La bibliothèque libre.
Le texte de cette page a été corrigé et est conforme au fac-similé.

Feuquières, dans sa déposition, le résume plus laconiquement : « Lesage, lit-on dans le procès-verbal, étant venu lui dire que leurs desseins réussiraient, et voyant que c’étaient de grosses menteries qu’il lui disait, il le chassa de sa chambre à cause de cela. »

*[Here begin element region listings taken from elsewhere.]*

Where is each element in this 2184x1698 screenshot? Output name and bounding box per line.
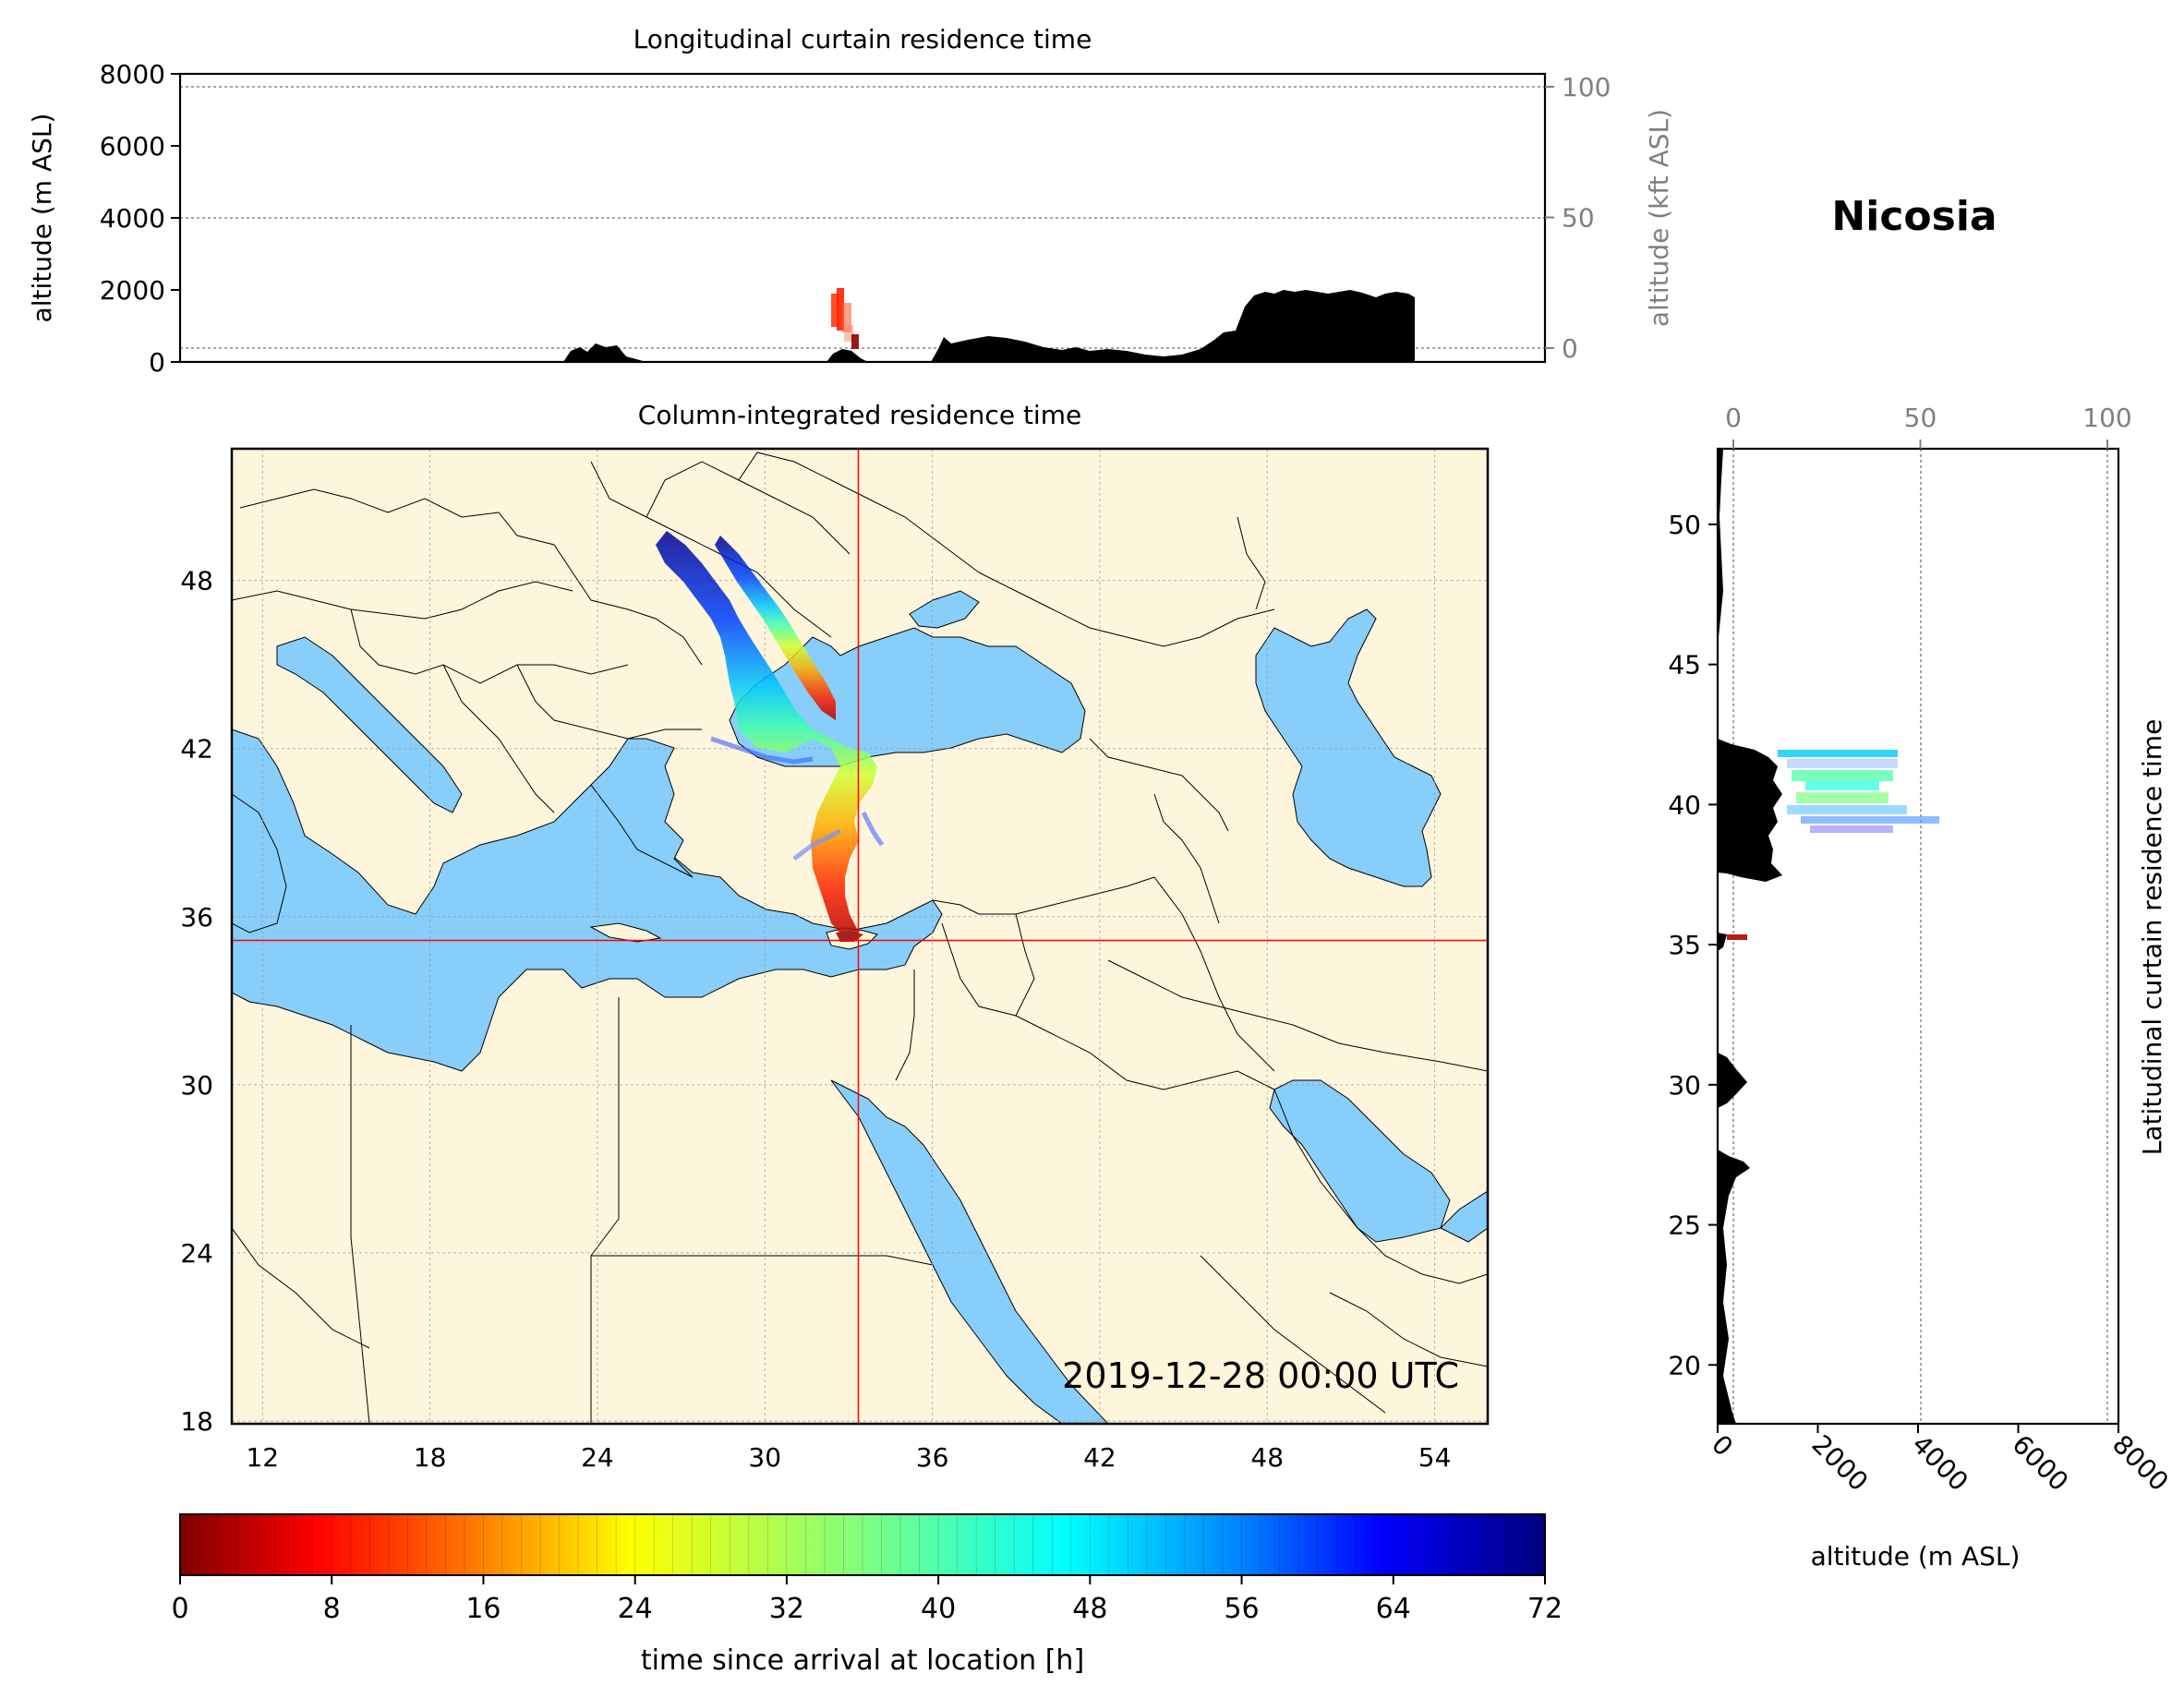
persian-gulf bbox=[1269, 1079, 1451, 1243]
column-integrated-map-panel: Column-integrated residence time bbox=[180, 400, 1490, 1473]
map-xtick-label: 36 bbox=[916, 1442, 949, 1473]
longitudinal-curtain-panel: Longitudinal curtain residence time alti… bbox=[27, 24, 1674, 378]
top-panel-yticks: 0 2000 4000 6000 8000 bbox=[100, 59, 180, 378]
map-xtick-label: 30 bbox=[748, 1442, 781, 1473]
right-xtick-top-label: 50 bbox=[1904, 403, 1937, 433]
right-xtick-label: 4000 bbox=[1906, 1429, 1974, 1498]
map-xtick-label: 48 bbox=[1250, 1442, 1284, 1473]
top-ytick-label: 4000 bbox=[100, 203, 165, 234]
plume-arm-west bbox=[710, 736, 814, 765]
top-ytick-label: 0 bbox=[149, 347, 165, 378]
top-ytick-label: 6000 bbox=[100, 131, 165, 162]
caspian-sea bbox=[1255, 608, 1442, 887]
right-panel-frame bbox=[1716, 447, 2120, 1426]
map-xtick-label: 54 bbox=[1418, 1442, 1452, 1473]
top-ytick-right-label: 0 bbox=[1562, 333, 1578, 364]
top-ytick-label: 2000 bbox=[100, 275, 165, 306]
map-gridlines bbox=[232, 449, 1488, 1424]
top-residence-cells bbox=[831, 288, 859, 349]
colorbar-gradient bbox=[179, 1513, 1546, 1576]
right-xtick-label: 0 bbox=[1706, 1429, 1739, 1463]
map-plot-area: 2019-12-28 00:00 UTC bbox=[232, 449, 1488, 1424]
colorbar-tick-label: 8 bbox=[323, 1593, 341, 1625]
map-yticks: 18 24 30 36 42 48 bbox=[180, 566, 213, 1437]
plume-arm-east bbox=[861, 811, 885, 847]
map-ytick-label: 48 bbox=[180, 566, 213, 596]
tyrrhenian-sea bbox=[232, 793, 287, 933]
top-ytick-right-label: 100 bbox=[1562, 72, 1611, 102]
map-xtick-label: 18 bbox=[414, 1442, 447, 1473]
colorbar-tick-label: 72 bbox=[1527, 1593, 1563, 1625]
right-xtick-top-label: 100 bbox=[2082, 403, 2131, 433]
right-xtick-label: 2000 bbox=[1806, 1429, 1875, 1498]
plume-arm-southwest bbox=[792, 828, 842, 861]
right-panel-xlabel: altitude (m ASL) bbox=[1811, 1541, 2021, 1572]
map-ytick-label: 24 bbox=[180, 1238, 213, 1269]
sea-of-azov bbox=[909, 590, 980, 629]
colorbar: 0 8 16 24 32 40 48 56 64 72 time since arrival at… bbox=[171, 1513, 1563, 1677]
right-ytick-label: 45 bbox=[1668, 650, 1701, 680]
map-timestamp: 2019-12-28 00:00 UTC bbox=[1062, 1355, 1459, 1396]
right-panel-yticks: 20 25 30 35 40 45 50 bbox=[1668, 510, 1718, 1380]
colorbar-tick-label: 32 bbox=[769, 1593, 804, 1625]
colorbar-tick-label: 48 bbox=[1072, 1593, 1107, 1625]
colorbar-segments bbox=[199, 1514, 1526, 1575]
map-xticks: 12 18 24 30 36 42 48 54 bbox=[246, 1442, 1451, 1473]
top-ytick-label: 8000 bbox=[100, 59, 165, 90]
colorbar-label: time since arrival at location [h] bbox=[641, 1644, 1084, 1677]
plume-main-body bbox=[656, 531, 877, 938]
colorbar-tick-label: 40 bbox=[921, 1593, 956, 1625]
latitudinal-curtain-panel: Latitudinal curtain residence time altit… bbox=[1668, 403, 2174, 1572]
map-xtick-label: 12 bbox=[246, 1442, 279, 1473]
colorbar-tick-label: 64 bbox=[1376, 1593, 1411, 1625]
right-panel-plot-area bbox=[1718, 449, 2108, 1424]
plume-source-tip bbox=[836, 931, 863, 942]
map-frame bbox=[230, 447, 1490, 1426]
crete-island bbox=[589, 922, 662, 943]
map-ytick-label: 30 bbox=[180, 1070, 213, 1101]
colorbar-tick-label: 16 bbox=[465, 1593, 501, 1625]
colorbar-tick-label: 56 bbox=[1224, 1593, 1259, 1625]
colorbar-tick-label: 24 bbox=[618, 1593, 653, 1625]
map-xtick-label: 24 bbox=[581, 1442, 614, 1473]
right-panel-title: Latitudinal curtain residence time bbox=[2137, 719, 2167, 1156]
right-ytick-label: 50 bbox=[1668, 510, 1701, 540]
right-ytick-label: 35 bbox=[1668, 930, 1701, 960]
map-ytick-label: 36 bbox=[180, 902, 213, 933]
mediterranean-sea bbox=[232, 729, 943, 1072]
right-ytick-label: 20 bbox=[1668, 1350, 1701, 1380]
right-ytick-label: 30 bbox=[1668, 1070, 1701, 1101]
station-name: Nicosia bbox=[1831, 193, 1997, 240]
map-ytick-label: 18 bbox=[180, 1406, 213, 1437]
right-terrain-profile bbox=[1718, 449, 1782, 1424]
top-panel-ylabel: altitude (m ASL) bbox=[27, 114, 57, 323]
top-panel-title: Longitudinal curtain residence time bbox=[633, 24, 1092, 54]
trajectory-plume bbox=[656, 531, 885, 942]
colorbar-ticks: 0 8 16 24 32 40 48 56 64 72 bbox=[171, 1575, 1563, 1625]
top-panel-plot-area bbox=[180, 86, 1545, 362]
red-sea bbox=[830, 1079, 1109, 1424]
map-xtick-label: 42 bbox=[1083, 1442, 1116, 1473]
right-panel-xticks-top: 0 50 100 bbox=[1725, 403, 2132, 449]
top-ytick-right-label: 50 bbox=[1562, 203, 1595, 234]
right-xtick-label: 6000 bbox=[2007, 1429, 2075, 1498]
aegean-sea bbox=[590, 738, 694, 878]
country-borders bbox=[232, 452, 1488, 1424]
colorbar-tick-label: 0 bbox=[171, 1593, 188, 1625]
adriatic-sea bbox=[276, 636, 463, 813]
right-panel-xticks: 0 2000 4000 6000 8000 bbox=[1706, 1424, 2175, 1497]
top-terrain-profile bbox=[563, 290, 1415, 362]
right-ytick-label: 40 bbox=[1668, 789, 1701, 820]
top-panel-yticks-right: 0 50 100 bbox=[1545, 72, 1611, 364]
right-xtick-top-label: 0 bbox=[1725, 403, 1742, 433]
right-residence-cells bbox=[1727, 750, 1939, 940]
right-xtick-label: 8000 bbox=[2106, 1429, 2175, 1498]
map-title: Column-integrated residence time bbox=[638, 400, 1081, 430]
map-ytick-label: 42 bbox=[180, 734, 213, 765]
right-ytick-label: 25 bbox=[1668, 1210, 1701, 1241]
gulf-of-oman bbox=[1440, 1190, 1488, 1243]
plume-northern-arm bbox=[715, 536, 836, 720]
top-panel-ylabel-right: altitude (kft ASL) bbox=[1644, 109, 1674, 327]
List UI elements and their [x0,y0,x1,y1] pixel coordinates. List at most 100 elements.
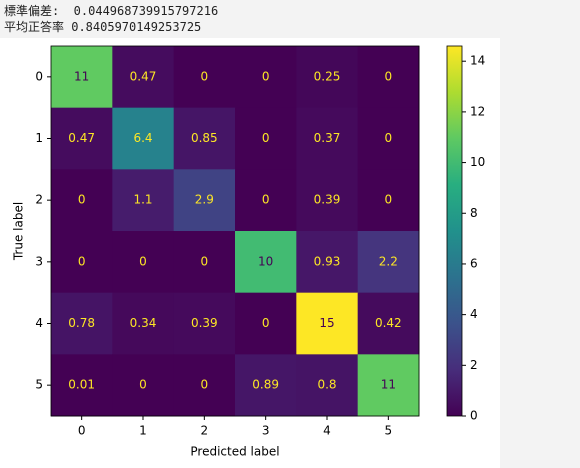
heatmap-cell [296,292,359,355]
cell-label: 0 [78,254,86,268]
heatmap-cell [296,107,359,170]
heatmap-cell [173,354,236,417]
cell-label: 10 [258,254,273,268]
cell-label: 0 [385,193,393,207]
cell-label: 0 [201,69,209,83]
heatmap-cell [357,46,420,109]
cell-label: 0.47 [130,69,157,83]
output-line: 標準偏差: 0.044968739915797216 [4,4,219,18]
y-tick-label: 4 [35,316,43,330]
heatmap-cell [112,46,175,109]
cell-label: 0 [139,378,147,392]
heatmap-cell [357,169,420,232]
colorbar-tick-label: 8 [470,206,478,220]
heatmap-cell [173,169,236,232]
heatmap-cell [51,231,113,294]
heatmap-cell [51,46,113,109]
heatmap-cell [357,354,420,417]
cell-label: 0.89 [252,378,279,392]
heatmap-cell [296,169,359,232]
cell-label: 0.39 [314,193,341,207]
heatmap-cell [51,292,113,355]
heatmap-cell [235,169,297,232]
cell-label: 0 [201,254,209,268]
cell-label: 0 [385,131,393,145]
cell-label: 0 [262,131,270,145]
heatmap-cell [235,231,297,294]
cell-label: 1.1 [133,193,152,207]
y-tick-label: 1 [35,131,43,145]
y-tick-label: 2 [35,193,43,207]
heatmap-cell [357,292,420,355]
output-line: 平均正答率 0.8405970149253725 [4,20,202,34]
heatmap-cell [112,354,175,417]
heatmap-cell [357,107,420,170]
y-tick-label: 5 [35,378,43,392]
cell-label: 0.37 [314,131,341,145]
heatmap-cell [173,231,236,294]
cell-label: 0 [78,193,86,207]
heatmap-cell [296,46,359,109]
cell-label: 0 [262,193,270,207]
heatmap-cell [173,292,236,355]
plot-frame [50,45,420,417]
heatmap-cell [235,107,297,170]
cell-label: 0.85 [191,131,218,145]
heatmap-cell [173,107,236,170]
cell-label: 0.78 [68,316,95,330]
heatmap-cell [51,107,113,170]
heatmap-cell [235,354,297,417]
y-tick-label: 3 [35,254,43,268]
heatmap-cell [112,107,175,170]
cell-label: 0 [262,316,270,330]
cell-label: 6.4 [133,131,152,145]
x-tick-label: 5 [385,424,393,438]
cell-label: 0.25 [314,69,341,83]
x-tick-label: 4 [323,424,331,438]
cell-label: 0 [139,254,147,268]
cell-label: 0 [385,69,393,83]
cell-label: 0.34 [130,316,157,330]
cell-label: 2.9 [195,193,214,207]
x-tick-label: 2 [201,424,209,438]
colorbar [446,45,463,417]
colorbar-tick-label: 0 [470,409,478,423]
colorbar-tick-label: 14 [470,54,485,68]
x-tick-label: 1 [139,424,147,438]
heatmap-cell [112,231,175,294]
cell-label: 15 [319,316,334,330]
colorbar-tick-label: 12 [470,104,485,118]
heatmap-cell [296,231,359,294]
y-tick-label: 0 [35,69,43,83]
y-axis-label: True label [12,202,26,261]
heatmap-cell [296,354,359,417]
colorbar-tick-label: 10 [470,155,485,169]
colorbar-tick-label: 4 [470,307,478,321]
cell-label: 0 [262,69,270,83]
cell-label: 0.8 [317,378,336,392]
colorbar-tick-label: 6 [470,256,478,270]
cell-label: 0.47 [68,131,95,145]
cell-label: 11 [381,378,396,392]
x-axis-label: Predicted label [190,445,279,459]
cell-label: 0.42 [375,316,402,330]
heatmap-cell [51,169,113,232]
cell-label: 11 [74,69,89,83]
cell-label: 0.93 [314,254,341,268]
heatmap-cell [112,169,175,232]
cell-label: 0.39 [191,316,218,330]
heatmap-cell [235,292,297,355]
cell-label: 0.01 [68,378,95,392]
cell-label: 0 [201,378,209,392]
heatmap-cell [357,231,420,294]
x-tick-label: 0 [78,424,86,438]
colorbar-tick-label: 2 [470,358,478,372]
heatmap-cell [173,46,236,109]
heatmap-cell [112,292,175,355]
heatmap-cell [51,354,113,417]
x-tick-label: 3 [262,424,270,438]
cell-label: 2.2 [379,254,398,268]
heatmap-cell [235,46,297,109]
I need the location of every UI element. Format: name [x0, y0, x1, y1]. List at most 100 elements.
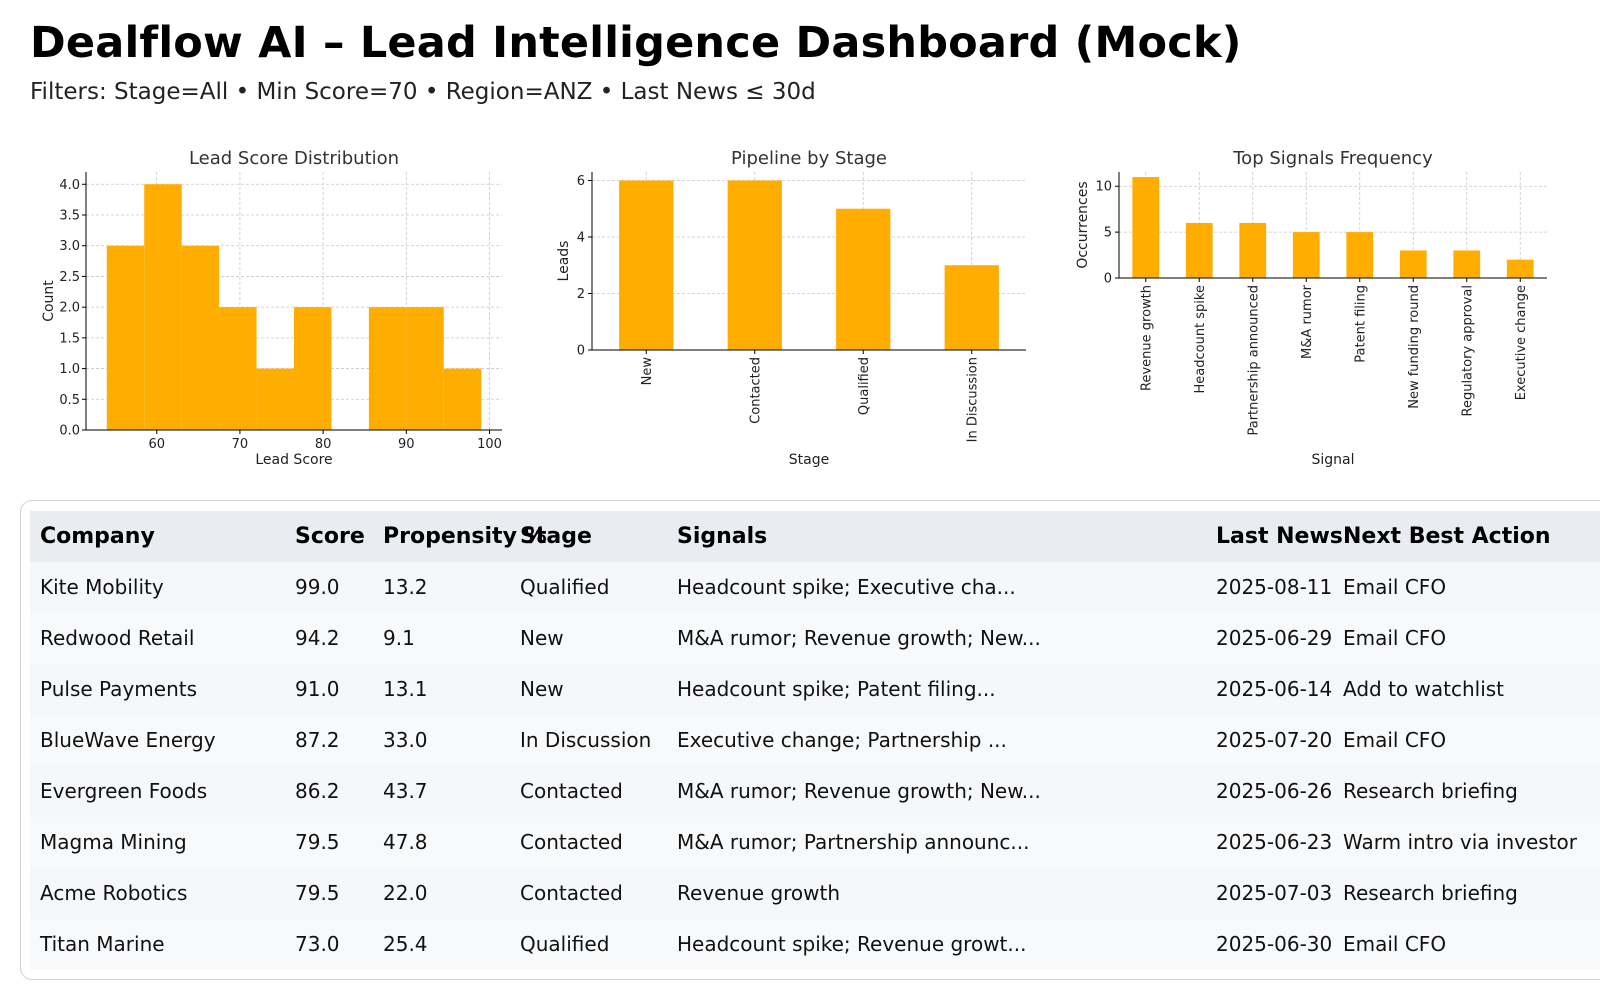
table-row[interactable]: Kite Mobility 99.0 13.2 Qualified Headcount …: [30, 562, 1600, 613]
x-axis-label: Lead Score: [255, 452, 332, 468]
cell-last-news: 2025-06-26: [1216, 779, 1333, 803]
table-row[interactable]: Redwood Retail 94.2 9.1 New M&A rumor; Reven…: [30, 613, 1600, 664]
cell-company: Titan Marine: [40, 932, 165, 956]
cell-score: 79.5: [295, 881, 340, 905]
cell-signals: Executive change; Partnership ...: [677, 728, 1007, 752]
cell-score: 99.0: [295, 575, 340, 599]
cell-propensity: 13.2: [383, 575, 428, 599]
x-tick-label: 60: [148, 437, 165, 452]
table-row[interactable]: Magma Mining 79.5 47.8 Contacted M&A rumor; …: [30, 817, 1600, 868]
y-tick-label: 2: [577, 287, 585, 302]
y-tick-label: 4.0: [59, 178, 80, 193]
cell-propensity: 47.8: [383, 830, 428, 854]
top-signals-frequency-chart: 0 5 10 Revenue growth Headcount spike Partner…: [1075, 148, 1547, 468]
column-header-next-best-action[interactable]: Next Best Action: [1343, 524, 1551, 549]
leads-table: Company Score Propensity % Stage Signals…: [20, 500, 1600, 980]
y-tick-label: 0: [577, 344, 585, 359]
cell-score: 94.2: [295, 626, 340, 650]
cell-last-news: 2025-06-29: [1216, 626, 1333, 650]
signal-bar: [1506, 259, 1534, 278]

La marquise du Fontet, ultérieurement interrogée[1], rapporte ainsi qu’il suit l’épilogue de l’histoire. « Au bout de sept à huit jours, Dubuisson (Lesage) vint la voir, et lui demanda si elle n’avait point vu ces messieurs ; à quoi elle lui dit que non, ce dont il parut étonné. Et, lui ayant demandé ce qu’ils avaient fait chez elle, Dubuisson lui dit que les femmes avaient la langue trop longue, et parut mécontent de ce que M. De Luxembourg ne lui avait donné que deux pistoles… Et depuis M. De Luxembourg étant venu chez elle, et étant tombé à parler de Dubuisson, il lui dit que c’était un fripon qui ne savait rien. » Luxembourg, en effet, atteste formellement qu’à la suite de cette expérience Feuquières et lui furent édifiés sur « l’habileté du personnage, » et détrompèrent nombre de gens sur le magicien à la mode, notamment le duc de Vendôme, auquel Lesage, « par ses tours de souplesse, » avait récemment « escroqué plus de soixante pistoles. »


III

Cinq ans avaient coulé depuis cette équipée. Le maréchal, pressé de soins plus importans, ne songeait guère à cette histoire ni à son grotesque héros, quand des circonstances singulières vinrent tout à coup lui remettre en mémoire et Lesage et ses diableries[2]. Pour suivre l’enchaînement des faits, il nous faut faire ici un bref retour vers le passé et nous transporter un moment au pays de Lorraine, à Ligny-en-Barrois, domaine immense et magnifique qui constituait le plus riche apanage de la duchesse de Luxembourg. Il s’y trouvait une forêt d’une vaste étendue, indivise entre la duchesse et sa sœur utérine, la princesse de Tingry. En 1665, on en fit une coupe générale, qui fut achetée d’avance, au prix de 400 000 livres,

  1. Interrogatoire du 6 mars 1680. Archives de la Bastille.
  2. Documens consultés pour les faits qui vont suivre : Lettre de Luxembourg sur son emprisonnement, passim ; Note de Mme de Ville-Evrard, loc. cit. ; Interrogatoires de Lesage, de Landart, etc., Archives de la Bastille ; Lettres de Louvois Archives de la Guerre, etc.